First, you naturally want your cities to be happy and (to lesser degree) healthy, with happiness being effectively a limit for city size (technically you can probably make some Calabim-tier strategies with Totalitarism, but honestly Totalitarism is very meh with maybe only Germany going for UHV having any use for it, and even that is debatable). This leads to "happiness counter" being additional treat for already stimulated behaviour, thus rather pointless from gameplay perspective. Or it might become a weird choice between big cities and keeping them celebrating - which is honestly not a bad idea but can easily fall in one being straight superior to another.

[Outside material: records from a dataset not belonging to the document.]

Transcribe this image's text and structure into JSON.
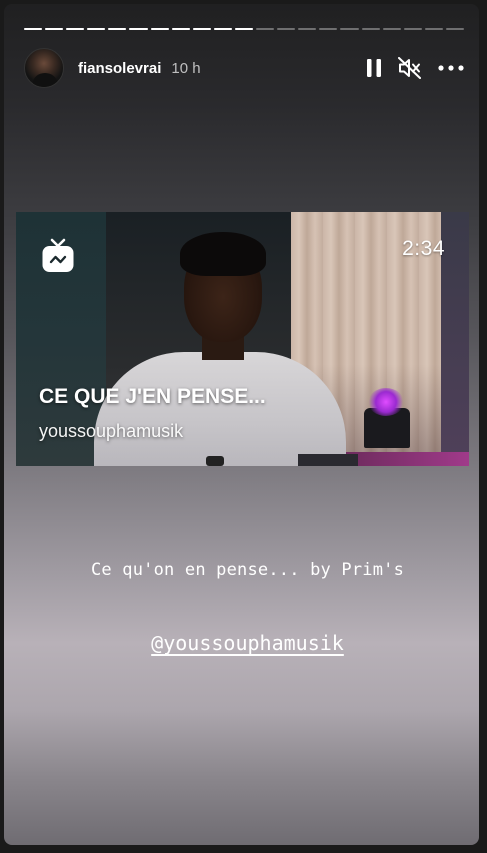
{
  "progress": {
    "segment_count": 21,
    "completed_segments": 11,
    "current_segment_fill": 0.0
  },
  "header": {
    "username": "fiansolevrai",
    "timestamp": "10 h",
    "pause_icon": "pause-icon",
    "mute_icon": "muted-speaker-icon",
    "more_icon": "more-horizontal-icon"
  },
  "video": {
    "app_icon": "igtv-icon",
    "duration": "2:34",
    "title": "CE QUE J'EN PENSE...",
    "channel": "youssouphamusik"
  },
  "caption": "Ce qu'on en pense... by Prim's",
  "mention": "@youssouphamusik",
  "colors": {
    "story_background_top": "#202021",
    "story_background_mid": "#b8b1b8",
    "text": "#ffffff",
    "progress_active": "#ffffff",
    "progress_inactive": "rgba(255,255,255,0.35)"
  }
}
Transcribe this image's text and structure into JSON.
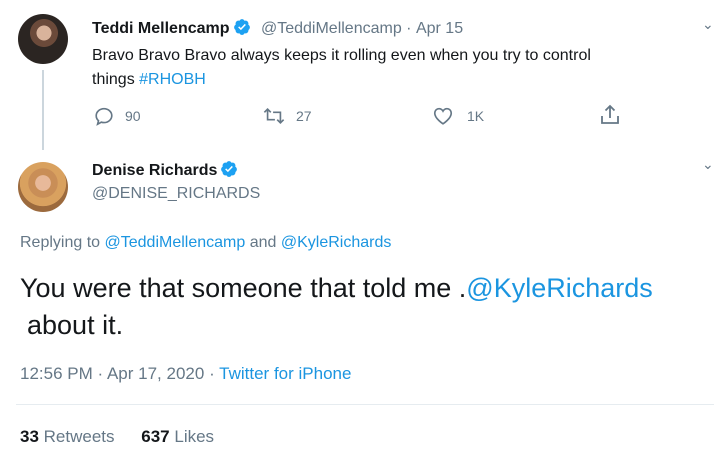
{
  "parent_tweet": {
    "author_name": "Teddi Mellencamp",
    "author_handle": "@TeddiMellencamp",
    "separator": "·",
    "date": "Apr 15",
    "text_line1": "Bravo Bravo Bravo always keeps it rolling even when you try to control",
    "text_line2_prefix": "things ",
    "hashtag": "#RHOBH",
    "replies": "90",
    "retweets": "27",
    "likes": "1K"
  },
  "main_tweet": {
    "author_name": "Denise Richards",
    "author_handle": "@DENISE_RICHARDS",
    "replying_to_label": "Replying to",
    "reply_mention_1": "@TeddiMellencamp",
    "reply_and": "and",
    "reply_mention_2": "@KyleRichards",
    "text_prefix": "You were that someone that told me .",
    "text_mention": "@KyleRichards",
    "text_suffix": "about it.",
    "time": "12:56 PM",
    "meta_separator": "·",
    "date": "Apr 17, 2020",
    "source": "Twitter for iPhone",
    "retweet_count": "33",
    "retweet_label": "Retweets",
    "like_count": "637",
    "like_label": "Likes"
  },
  "colors": {
    "link": "#1b95e0",
    "muted": "#657786",
    "verified": "#1da1f2",
    "divider": "#e6ecf0"
  },
  "icons": {
    "reply": "reply-icon",
    "retweet": "retweet-icon",
    "like": "heart-icon",
    "share": "share-icon",
    "verified": "verified-badge-icon",
    "caret": "caret-down-icon"
  }
}
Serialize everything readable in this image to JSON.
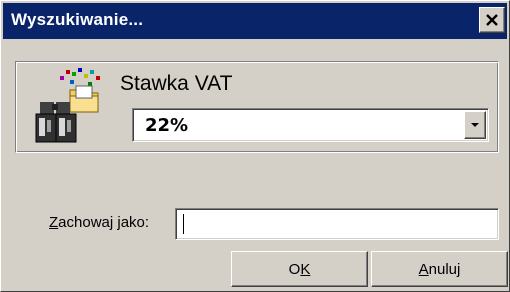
{
  "window": {
    "title": "Wyszukiwanie...",
    "close_icon": "close-icon"
  },
  "search": {
    "icon": "binoculars-search-icon",
    "field_label": "Stawka VAT",
    "selected_value": "22%",
    "dropdown_icon": "chevron-down-icon"
  },
  "save_as": {
    "label_mnemonic": "Z",
    "label_rest": "achowaj jako:",
    "value": ""
  },
  "buttons": {
    "ok_pre": "O",
    "ok_mnemonic": "K",
    "cancel_mnemonic": "A",
    "cancel_rest": "nuluj"
  },
  "colors": {
    "titlebar": "#0a246a",
    "face": "#d4d0c8"
  }
}
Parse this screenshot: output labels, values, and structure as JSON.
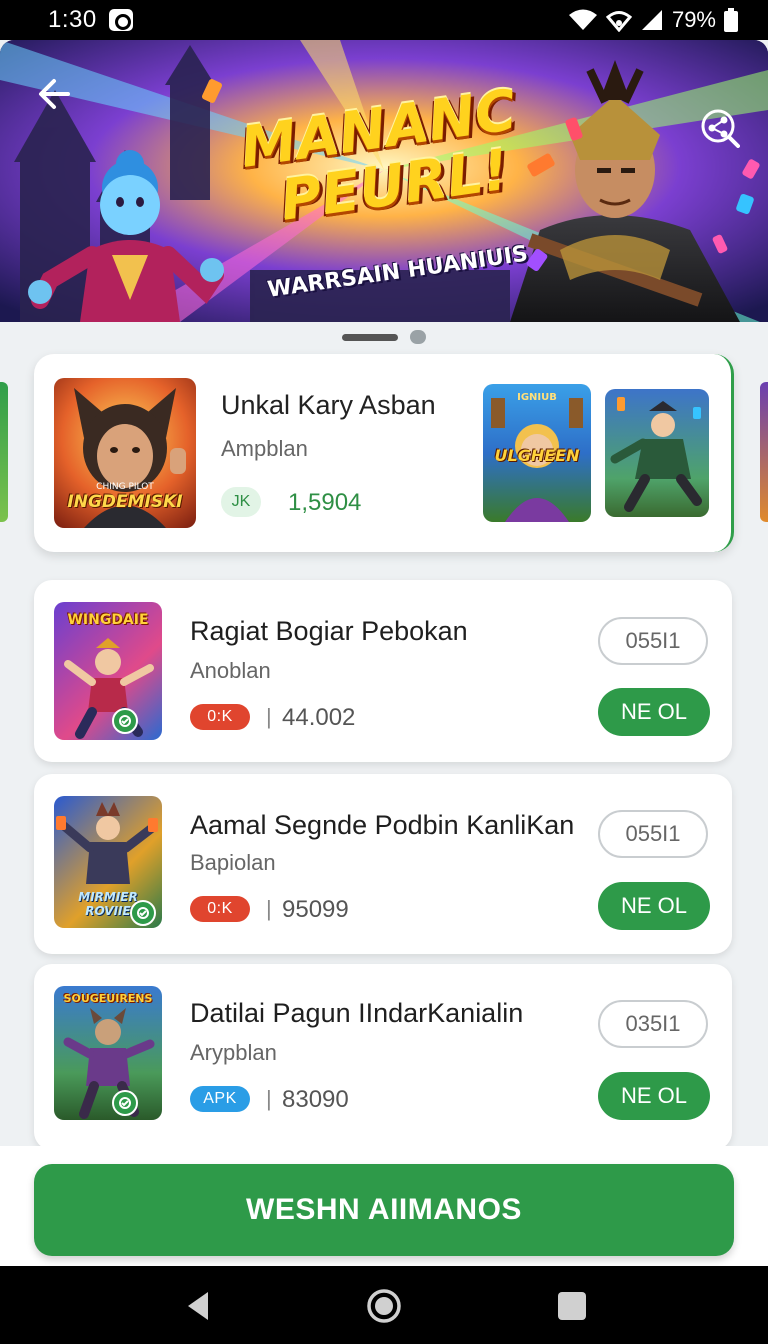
{
  "status_bar": {
    "time": "1:30",
    "battery": "79%",
    "icons": [
      "notification-icon",
      "wifi-icon",
      "hotspot-icon",
      "signal-icon",
      "battery-icon"
    ]
  },
  "hero": {
    "title_line1": "MANANC",
    "title_line2": "PEURL!",
    "subtitle": "WARRSAIN HUANIUIS",
    "back_icon": "back-arrow-icon",
    "share_icon": "share-icon"
  },
  "pager": {
    "pages": 2,
    "active": 0
  },
  "featured": {
    "name": "Unkal Kary Asban",
    "subtitle": "Ampblan",
    "badge": "JK",
    "count": "1,5904",
    "thumb_text": "INGDEMISKI",
    "thumb_small_text": "CHING PILOT",
    "shot1_text": "ULGHEEN",
    "shot1_small_text": "IGNIUB"
  },
  "apps": [
    {
      "name": "Ragiat Bogiar Pebokan",
      "subtitle": "Anoblan",
      "tag": "0:K",
      "tag_color": "#e0452e",
      "count": "44.002",
      "version": "055I1",
      "button": "NE OL",
      "thumb_text": "WINGDAIE"
    },
    {
      "name": "Aamal Segnde Podbin KanliKan",
      "subtitle": "Bapiolan",
      "tag": "0:K",
      "tag_color": "#e0452e",
      "count": "95099",
      "version": "055I1",
      "button": "NE OL",
      "thumb_text": "MIRMIER ROVIIE"
    },
    {
      "name": "Datilai Pagun IIndarKanialin",
      "subtitle": "Arypblan",
      "tag": "APK",
      "tag_color": "#2a9de6",
      "count": "83090",
      "version": "035I1",
      "button": "NE OL",
      "thumb_text": "SOUGEUIRENS"
    }
  ],
  "cta": {
    "label": "WESHN AIIMANOS"
  },
  "colors": {
    "accent": "#2e9a49",
    "red_tag": "#e0452e",
    "blue_tag": "#2a9de6"
  }
}
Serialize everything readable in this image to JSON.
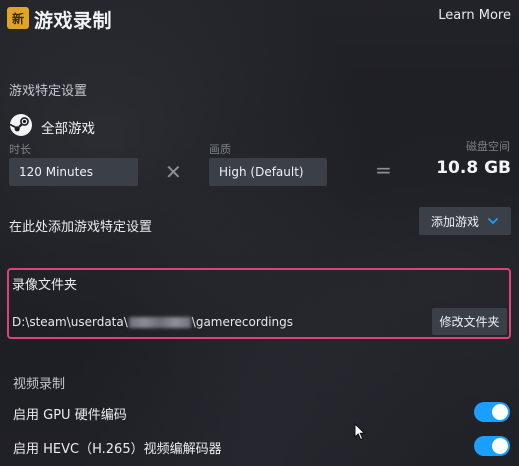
{
  "header": {
    "app_icon_text": "新",
    "title": "游戏录制",
    "learn_more": "Learn More"
  },
  "game_settings": {
    "heading": "游戏特定设置",
    "game_icon": "steam-icon",
    "game_name": "全部游戏",
    "duration_label": "时长",
    "duration_value": "120 Minutes",
    "multiply_symbol": "✕",
    "quality_label": "画质",
    "quality_value": "High (Default)",
    "equals_symbol": "=",
    "disk_label": "磁盘空间",
    "disk_value": "10.8 GB",
    "add_settings_label": "在此处添加游戏特定设置",
    "add_game_button": "添加游戏"
  },
  "recording_folder": {
    "title": "录像文件夹",
    "path_prefix": "D:\\steam\\userdata\\",
    "path_suffix": "\\gamerecordings",
    "change_button": "修改文件夹",
    "highlight_color": "#e0417a"
  },
  "video": {
    "heading": "视频录制",
    "toggles": [
      {
        "label": "启用 GPU 硬件编码",
        "enabled": true
      },
      {
        "label": "启用 HEVC（H.265）视频编解码器",
        "enabled": true
      }
    ],
    "toggle_color": "#1a9fff"
  }
}
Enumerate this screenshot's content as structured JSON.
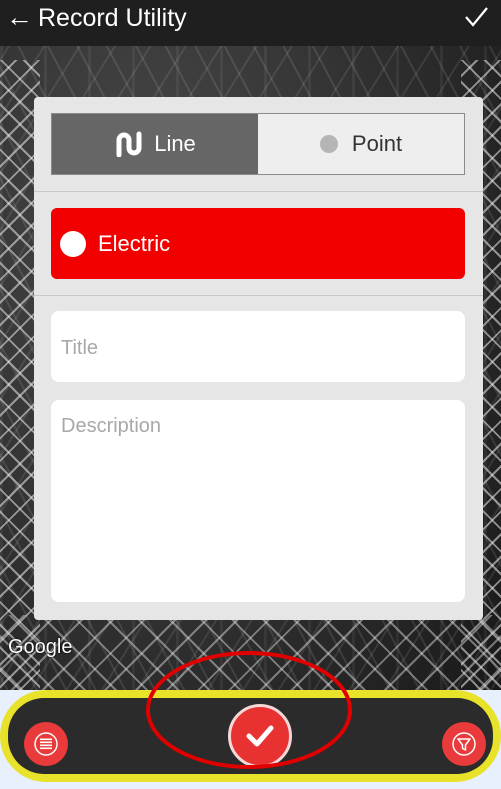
{
  "app_bar": {
    "title": "Record Utility",
    "back_icon": "arrow-left-icon",
    "confirm_icon": "check-icon"
  },
  "type_toggle": {
    "options": [
      {
        "label": "Line",
        "icon": "line-path-icon",
        "selected": true
      },
      {
        "label": "Point",
        "icon": "dot-icon",
        "selected": false
      }
    ]
  },
  "category": {
    "label": "Electric",
    "color": "#f20000"
  },
  "form": {
    "title_placeholder": "Title",
    "description_placeholder": "Description"
  },
  "map": {
    "attribution": "Google"
  },
  "bottom_bar": {
    "left_icon": "list-icon",
    "center_icon": "check-icon",
    "right_icon": "filter-icon",
    "accent": "#e83232",
    "highlight": "#e8e22b"
  }
}
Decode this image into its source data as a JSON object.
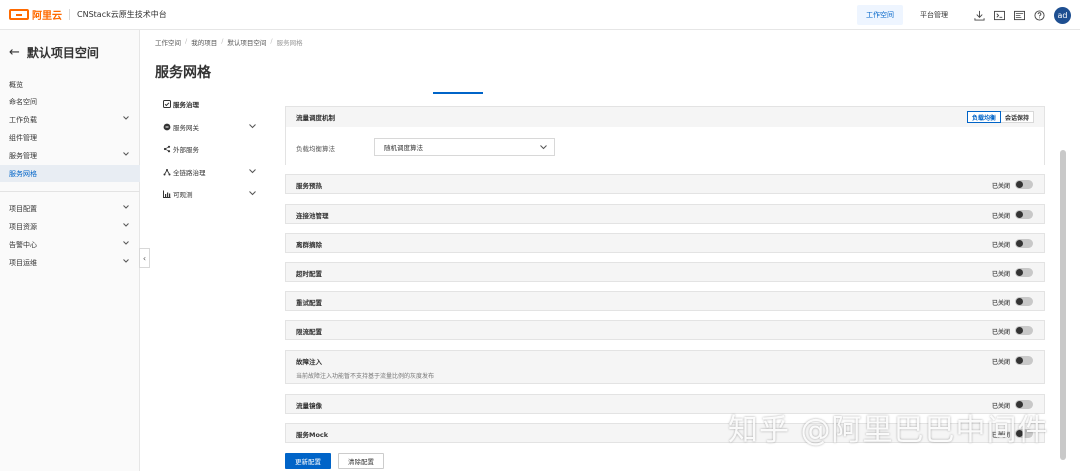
{
  "header": {
    "brand": "阿里云",
    "product": "CNStack云原生技术中台",
    "tabs": [
      {
        "label": "工作空间",
        "active": true
      },
      {
        "label": "平台管理",
        "active": false
      }
    ],
    "icons": [
      "download-icon",
      "terminal-icon",
      "console-icon",
      "help-icon"
    ],
    "avatar": "ad"
  },
  "sidebar": {
    "title": "默认项目空间",
    "items": [
      {
        "label": "概览",
        "chevron": false,
        "active": false
      },
      {
        "label": "命名空间",
        "chevron": false,
        "active": false
      },
      {
        "label": "工作负载",
        "chevron": true,
        "active": false
      },
      {
        "label": "组件管理",
        "chevron": false,
        "active": false
      },
      {
        "label": "服务管理",
        "chevron": true,
        "active": false
      },
      {
        "label": "服务网格",
        "chevron": false,
        "active": true
      }
    ],
    "items2": [
      {
        "label": "项目配置",
        "chevron": true
      },
      {
        "label": "项目资源",
        "chevron": true
      },
      {
        "label": "告警中心",
        "chevron": true
      },
      {
        "label": "项目运维",
        "chevron": true
      }
    ]
  },
  "breadcrumb": [
    "工作空间",
    "我的项目",
    "默认项目空间",
    "服务网格"
  ],
  "page_title": "服务网格",
  "submenu": [
    {
      "label": "服务治理",
      "icon": "governance-icon",
      "chevron": false,
      "active": true
    },
    {
      "label": "服务网关",
      "icon": "gateway-icon",
      "chevron": true,
      "active": false
    },
    {
      "label": "外部服务",
      "icon": "share-icon",
      "chevron": false,
      "active": false
    },
    {
      "label": "全链路治理",
      "icon": "link-icon",
      "chevron": true,
      "active": false
    },
    {
      "label": "可观测",
      "icon": "chart-icon",
      "chevron": true,
      "active": false
    }
  ],
  "traffic": {
    "title": "流量调度机制",
    "segments": [
      {
        "label": "负载均衡",
        "active": true
      },
      {
        "label": "会话保持",
        "active": false
      }
    ],
    "field_label": "负载均衡算法",
    "select_value": "随机调度算法"
  },
  "features": [
    {
      "name": "服务预热",
      "status": "已关闭"
    },
    {
      "name": "连接池管理",
      "status": "已关闭"
    },
    {
      "name": "离群摘除",
      "status": "已关闭"
    },
    {
      "name": "超时配置",
      "status": "已关闭"
    },
    {
      "name": "重试配置",
      "status": "已关闭"
    },
    {
      "name": "限流配置",
      "status": "已关闭"
    },
    {
      "name": "故障注入",
      "status": "已关闭",
      "desc": "当前故障注入功能暂不支持基于流量比例的灰度发布"
    },
    {
      "name": "流量镜像",
      "status": "已关闭"
    },
    {
      "name": "服务Mock",
      "status": "已关闭"
    }
  ],
  "buttons": {
    "update": "更新配置",
    "clear": "清除配置"
  },
  "watermark": "知乎 @阿里巴巴中间件",
  "colors": {
    "accent": "#0064c8",
    "brand": "#ff6a00"
  }
}
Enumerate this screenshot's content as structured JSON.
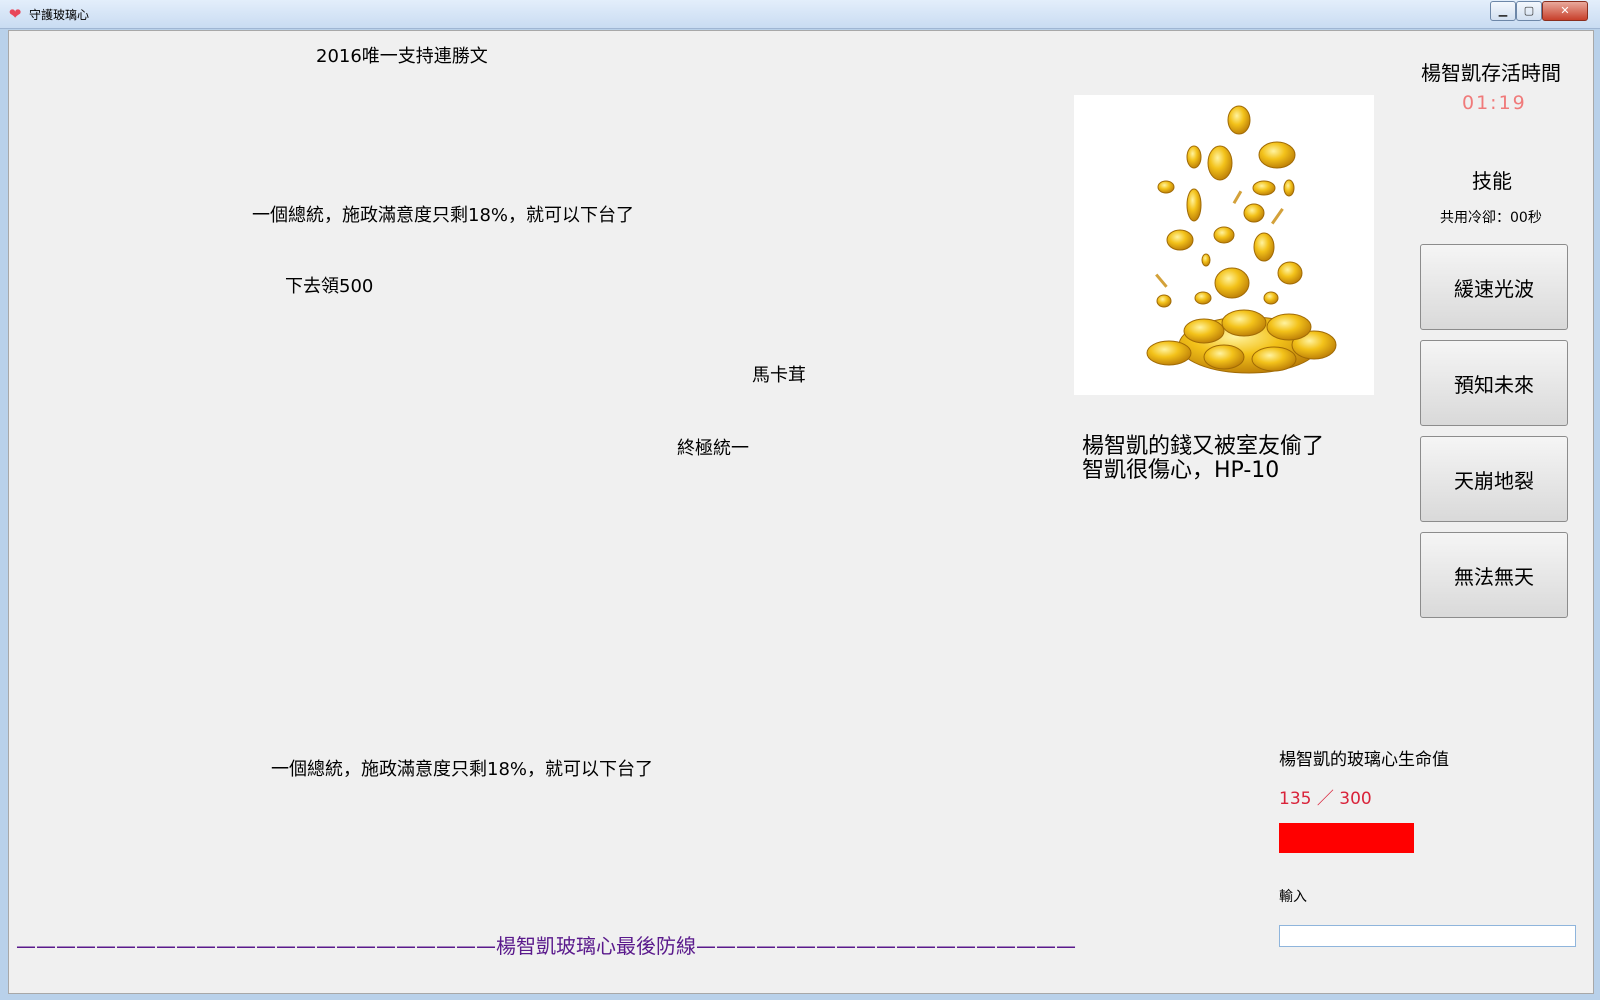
{
  "window": {
    "title": "守護玻璃心",
    "icon": "heart-icon",
    "controls": {
      "minimize": "minimize-icon",
      "maximize": "maximize-icon",
      "close": "close-icon"
    }
  },
  "falling_texts": [
    "2016唯一支持連勝文",
    "一個總統，施政滿意度只剩18%，就可以下台了",
    "下去領500",
    "馬卡茸",
    "終極統一",
    "一個總統，施政滿意度只剩18%，就可以下台了"
  ],
  "event": {
    "image_icon": "gold-coins-icon",
    "message": "楊智凱的錢又被室友偷了\n智凱很傷心，HP-10"
  },
  "timer": {
    "title": "楊智凱存活時間",
    "value": "01:19"
  },
  "skills": {
    "title": "技能",
    "cooldown": "共用冷卻：00秒",
    "buttons": [
      "緩速光波",
      "預知未來",
      "天崩地裂",
      "無法無天"
    ]
  },
  "hp": {
    "title": "楊智凱的玻璃心生命值",
    "value_text": "135 ／ 300",
    "current": 135,
    "max": 300,
    "bar_color": "#ff0000"
  },
  "input": {
    "label": "輸入",
    "value": ""
  },
  "defense_line": "————————————————————————楊智凱玻璃心最後防線———————————————————"
}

Second, naturally lots of health and happiness appear in small cities with many luxury/health reses and forests... which is nowhere near actual centers of civilization. Europe struggles with happiness until colonialism (with Feudalism being literally a crutch for European civs), China and India are geared towards huge cities both by geography and UPs of their civs, Egypt and Babylonia struggle with floodplains. Aztecs, Americans, Turks of both flavours, Vikings, Koreans will likely benefit the most from WLTKD-that-matters, which is rather weird selection (save for maybe Americans with whole American Dream thing, reflecting talented immigrants or something).

Third, it keeps the original problem that was mentioned, but in slightly different form: WLTKD will keep being mostly peripheral and not metropolian, especially for colonial nations, who usually control lots of reses (especially the Portugese and the Dutch with literally one city in core - Azores don't exist, prove me wrong - and missions to hoard resources).

On the other hand it might be a nice mechanic to tie some UHVs to it, like Babylonian or Argentinian.
 
I never really noticed WLTK in Civ4 until going for the Vedic Pagan URVs, and this condition is extremely difficult because I don't think the city actually stays in WLTK more than a turn at a time. In my Thai game on normal speed, I think I only had racked up 10 out of the 100 necessary turns by the end of the game, with all cities almost always happy, healthy, and above pop 8, at some point with over 15 cities meeting the conditions on any given turn. Someone who won as India said they had to play Marathon to generate enough turns.